The USC defense could not stop the Wildcat offense once Nick Foles got over his opening jitters.  Foles had a pass batted down by Wes Horton to end Arizona’s first drive. Then he threw two interceptions straight to T.J. McDonald to end the next two drives.

Those were the first two interceptions on the year for both Foles and McDonald.  But after that, the Wildcats owned the USC defense.  Unfortunately for Arizona (1-4, 0-3 Pac-12) Matt Barkley, Robert Woods and the USC offense owned the Wildcat defense.  That was the difference in USC’s 48-41 victory.

LOS ANGELES, CA - NOVEMBER 14:  Stepfan Taylor #31 of Stanford Cardinal attempts to split the defense of Nick Perry #8 and Kevin Thomas #15 of USC Trojans during the game at the Los Angeles Memorial Coliseum on November 14, 2009 in Los Angeles, California
Harry How/Getty Images

When the season began, I felt this was one of the quickest and strongest front fours in the nation as well as one of the better secondaries.  But the last two defensive performances have been frustrating to say the least. 

And if I have been frustrated watching, I can imagine how frustrated, if not outright embarrassed, Monte Kiffin must feel watching Nick Foles and the Wildcat runners shred his modified Tampa Two defense.

Kiffin wanted to play his base defense, but Foles just picked it apart.  The offense just moved the ball methodically up and down the field against the Trojan defenders.

 After those first three drives that ended in a punt and two interceptions, Foles and the offense scored touchdowns on five consecutive drives and six out of seven altogether.

The only time the Wildcats were stopped in the second half came after an eight-yard Nick Perry sack and a great open-field tackle by Anthony Brown on a third-and-thirteen.

The Trojans could have used a lot more sacks and solid open-field tackles these past two weeks.  Nick Foles had been sacked 12 times before today. But neither the front four nor Kiffin’s blitzes were quick enough to get to Foles except that one time.

This is definitely not a big time FBS defense.  So, is it the personnel or the coaching?

Like I have been saying, Lane Kiffin is a terrific offensive coordinator, and he should do really well in the right position.  But a head coach needs to be a lot more proactive on defense than the younger Kiffin is now.
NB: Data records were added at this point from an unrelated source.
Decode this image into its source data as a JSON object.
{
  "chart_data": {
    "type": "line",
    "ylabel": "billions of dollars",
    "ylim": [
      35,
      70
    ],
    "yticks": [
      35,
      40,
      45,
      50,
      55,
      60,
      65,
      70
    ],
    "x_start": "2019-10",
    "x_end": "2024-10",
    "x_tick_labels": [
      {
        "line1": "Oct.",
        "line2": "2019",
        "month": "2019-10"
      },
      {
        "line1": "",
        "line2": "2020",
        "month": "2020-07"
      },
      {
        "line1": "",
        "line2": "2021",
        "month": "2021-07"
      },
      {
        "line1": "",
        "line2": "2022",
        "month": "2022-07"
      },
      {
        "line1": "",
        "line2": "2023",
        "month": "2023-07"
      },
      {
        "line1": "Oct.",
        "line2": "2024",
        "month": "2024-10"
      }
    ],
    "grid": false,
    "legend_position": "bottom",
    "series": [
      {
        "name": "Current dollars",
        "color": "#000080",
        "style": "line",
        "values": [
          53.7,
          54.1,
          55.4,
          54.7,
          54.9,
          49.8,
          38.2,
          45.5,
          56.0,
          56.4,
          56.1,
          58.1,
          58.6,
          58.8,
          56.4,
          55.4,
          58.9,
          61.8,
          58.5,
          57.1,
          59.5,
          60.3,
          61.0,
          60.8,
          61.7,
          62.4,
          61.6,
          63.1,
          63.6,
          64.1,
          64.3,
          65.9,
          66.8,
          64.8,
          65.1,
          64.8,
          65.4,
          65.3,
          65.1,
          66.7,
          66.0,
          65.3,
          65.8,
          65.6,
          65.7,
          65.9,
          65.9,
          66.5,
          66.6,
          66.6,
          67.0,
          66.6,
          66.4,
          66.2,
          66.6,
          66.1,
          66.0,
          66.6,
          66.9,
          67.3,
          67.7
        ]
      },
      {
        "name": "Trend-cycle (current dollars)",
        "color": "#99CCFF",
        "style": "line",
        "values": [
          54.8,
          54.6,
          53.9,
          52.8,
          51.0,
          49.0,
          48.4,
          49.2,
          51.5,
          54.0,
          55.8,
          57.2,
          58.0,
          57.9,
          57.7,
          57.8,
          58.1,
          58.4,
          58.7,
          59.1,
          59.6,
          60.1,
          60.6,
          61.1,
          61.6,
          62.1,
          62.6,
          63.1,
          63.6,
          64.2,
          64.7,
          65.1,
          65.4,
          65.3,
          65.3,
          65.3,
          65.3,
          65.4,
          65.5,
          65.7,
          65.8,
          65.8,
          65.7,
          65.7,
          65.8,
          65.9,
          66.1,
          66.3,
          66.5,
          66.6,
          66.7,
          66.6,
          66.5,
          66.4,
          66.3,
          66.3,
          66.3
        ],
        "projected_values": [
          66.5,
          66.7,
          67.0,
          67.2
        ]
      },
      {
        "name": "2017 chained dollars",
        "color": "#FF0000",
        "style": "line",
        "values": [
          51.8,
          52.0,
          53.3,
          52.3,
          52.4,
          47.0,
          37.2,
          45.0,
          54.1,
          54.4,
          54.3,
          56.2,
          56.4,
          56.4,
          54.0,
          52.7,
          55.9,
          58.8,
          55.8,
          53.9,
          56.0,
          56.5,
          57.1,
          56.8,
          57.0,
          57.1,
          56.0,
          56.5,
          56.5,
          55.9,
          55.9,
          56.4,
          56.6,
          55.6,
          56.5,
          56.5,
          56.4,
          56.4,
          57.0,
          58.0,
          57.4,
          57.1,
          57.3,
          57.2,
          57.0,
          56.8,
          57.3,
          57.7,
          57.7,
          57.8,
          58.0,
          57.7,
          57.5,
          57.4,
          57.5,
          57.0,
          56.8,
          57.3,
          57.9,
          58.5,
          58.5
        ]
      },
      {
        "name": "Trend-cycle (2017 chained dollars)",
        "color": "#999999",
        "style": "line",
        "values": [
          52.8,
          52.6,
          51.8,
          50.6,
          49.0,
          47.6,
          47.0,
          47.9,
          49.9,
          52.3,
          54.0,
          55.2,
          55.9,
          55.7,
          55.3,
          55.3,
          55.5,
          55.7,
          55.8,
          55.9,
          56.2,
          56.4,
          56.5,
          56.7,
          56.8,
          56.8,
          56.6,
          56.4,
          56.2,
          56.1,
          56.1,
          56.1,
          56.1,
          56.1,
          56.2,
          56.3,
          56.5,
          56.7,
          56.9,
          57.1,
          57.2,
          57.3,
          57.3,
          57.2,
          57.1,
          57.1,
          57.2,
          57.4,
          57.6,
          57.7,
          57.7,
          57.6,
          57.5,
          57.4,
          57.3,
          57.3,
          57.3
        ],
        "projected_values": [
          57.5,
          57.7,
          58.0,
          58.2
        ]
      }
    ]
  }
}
The fact that he never calls a timeout when his defense is getting shredded and needs a blow shows his offensive attitude.  He saves those timeouts for offensive drives in the final minutes. 

Also, going for a fourth-and-one at midfield with 1:51 left instead of punting illustrates again Kiffin’s nearly complete offensive orientation.
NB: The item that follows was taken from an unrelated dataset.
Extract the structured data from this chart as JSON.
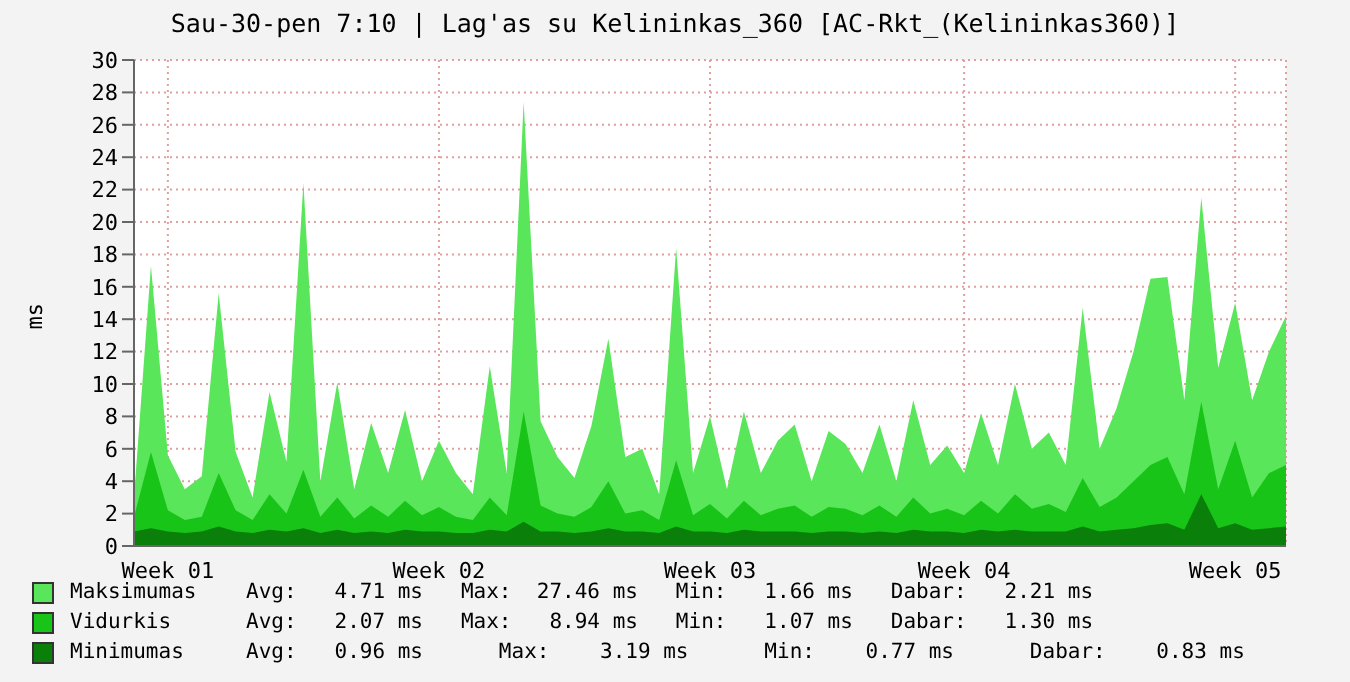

But this is not the Trojan defense we had come to expect during the Pete Carroll era.  Except for the 2005 rebuilding year and 2009, Carroll’s last season at USC, Carroll’s defense never had two atrocious games in a row.

Of course, Carroll is a defensive oriented coach, and Lane Kiffin is not.  But I feel Lane does need to show more involvement in his father’s schemes.  The USC offense and Matt Barkley cannot go through this entire season living on the edge.